Drei Tastendrücke statt sechs verschiedener mark-*-Befehle. Das Paket kennt eine semantische Eskalations-Hierarchie für die gängigen Sprach-Modes und erweitert die Region Ebene für Ebene — Wort, String, Argument, Funktion, Buffer.

`C-x h` ist das Emacs-Pendant zu `Cmd+A`

mark-whole-buffer markiert die gesamte Datei in einem Tastendruck — ein Befehl, der erstaunlich oft übersehen wird. Wer regelmäßig „alles kopieren" braucht, spart sich M-< C-SPC M-> M-w zugunsten von C-x h M-w.

`shift-select-mode` ist Default — die GUI-Konvention funktioniert

Pfeiltaste mit Shift erweitert die Region wie in jedem anderen Editor. Wer von VS Code oder JetBrains kommt, muss seine Selektions-Reflexe nicht umlernen — S-\<arrow\> tut, was du erwartest. Das geht auch mit S-C-f, S-C-n und allen anderen Bewegungs-Befehlen.

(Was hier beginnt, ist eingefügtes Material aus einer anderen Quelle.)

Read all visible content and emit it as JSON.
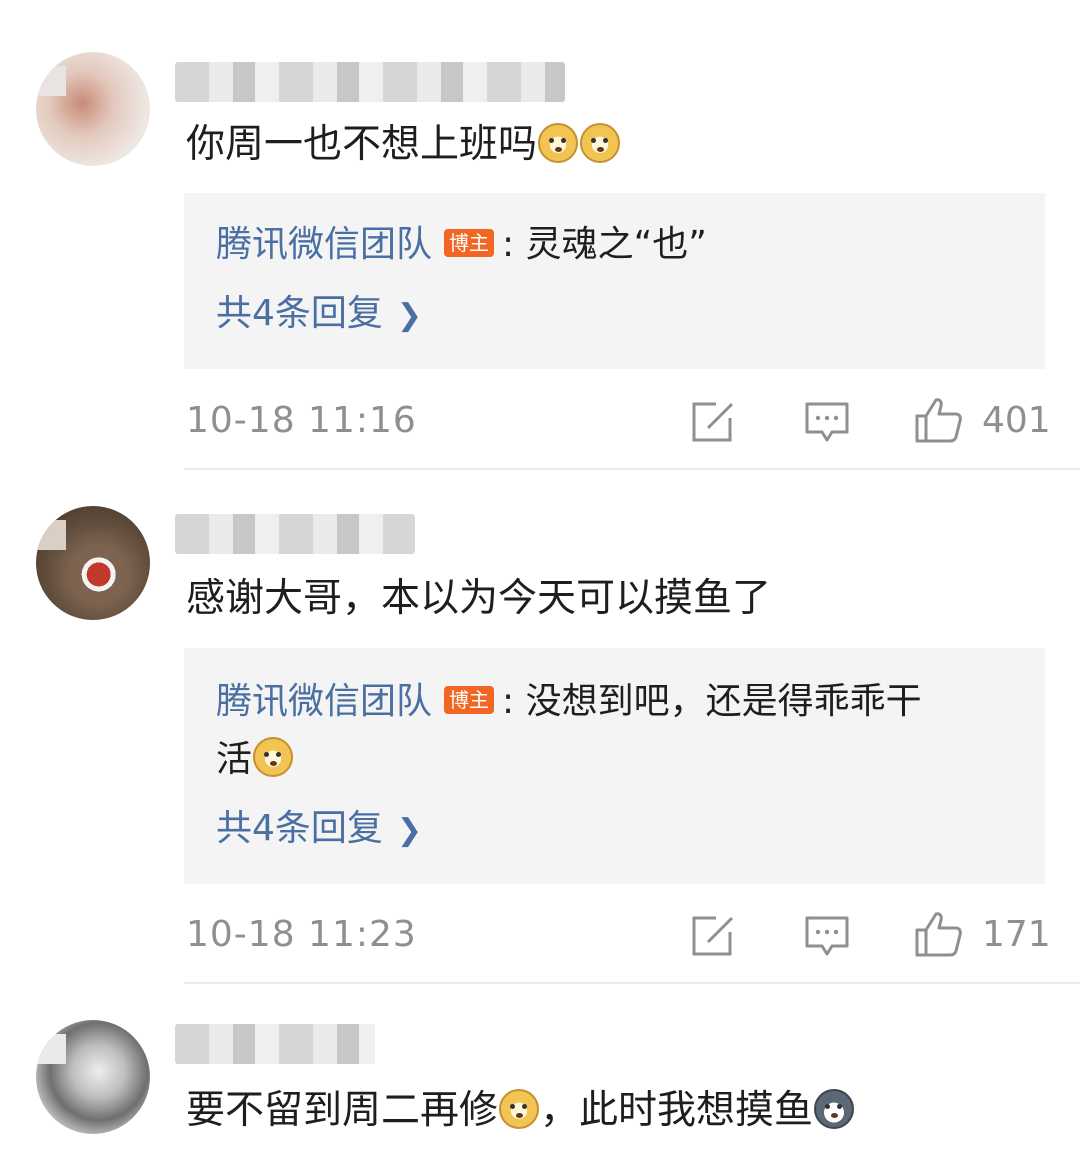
{
  "comments": [
    {
      "text": "你周一也不想上班吗",
      "emojis": [
        "doge-emoji",
        "doge-emoji"
      ],
      "reply": {
        "author": "腾讯微信团队",
        "badge": "博主",
        "text": ": 灵魂之“也”",
        "text_cont": "",
        "more": "共4条回复"
      },
      "time": "10-18 11:16",
      "likes": "401"
    },
    {
      "text": "感谢大哥，本以为今天可以摸鱼了",
      "reply": {
        "author": "腾讯微信团队",
        "badge": "博主",
        "text": ": 没想到吧，还是得乖乖干",
        "text_cont": "活",
        "more": "共4条回复"
      },
      "time": "10-18 11:23",
      "likes": "171"
    },
    {
      "text_a": "要不留到周二再修",
      "text_b": "，此时我想摸鱼"
    }
  ],
  "icons": {
    "share": "share-edit-icon",
    "reply": "comment-bubble-icon",
    "like": "thumbs-up-icon",
    "chevron": "chevron-right-icon"
  },
  "colors": {
    "link": "#4a6fa3",
    "badge": "#f26522",
    "meta": "#8f8f8f",
    "reply_bg": "#f4f4f4"
  }
}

Auf macOS-DE kollidiert `C-SPC` mit Spotlight

Apple belegt ⌃Leertaste mit dem Eingabequellen-Wechsel, ⌘Leertaste mit Spotlight. Entweder Spotlight in den Systemeinstellungen umbiegen oder set-mark-command in Emacs auf einen freien Key remappen — sonst kommst du nie an den Mark.

`M-x apropos-command RET region$ RET` listet sie alle

Region-Befehle sind nicht alle vorab dokumentiert oder per Binding erreichbar — viele leben nur als M-x-Befehle. apropos-command mit dem Regex region$ zeigt die komplette Familie und ist die schnellste Methode, nach einem konkreten Befehl zu suchen, wenn du nur die ungefähre Aufgabe kennst.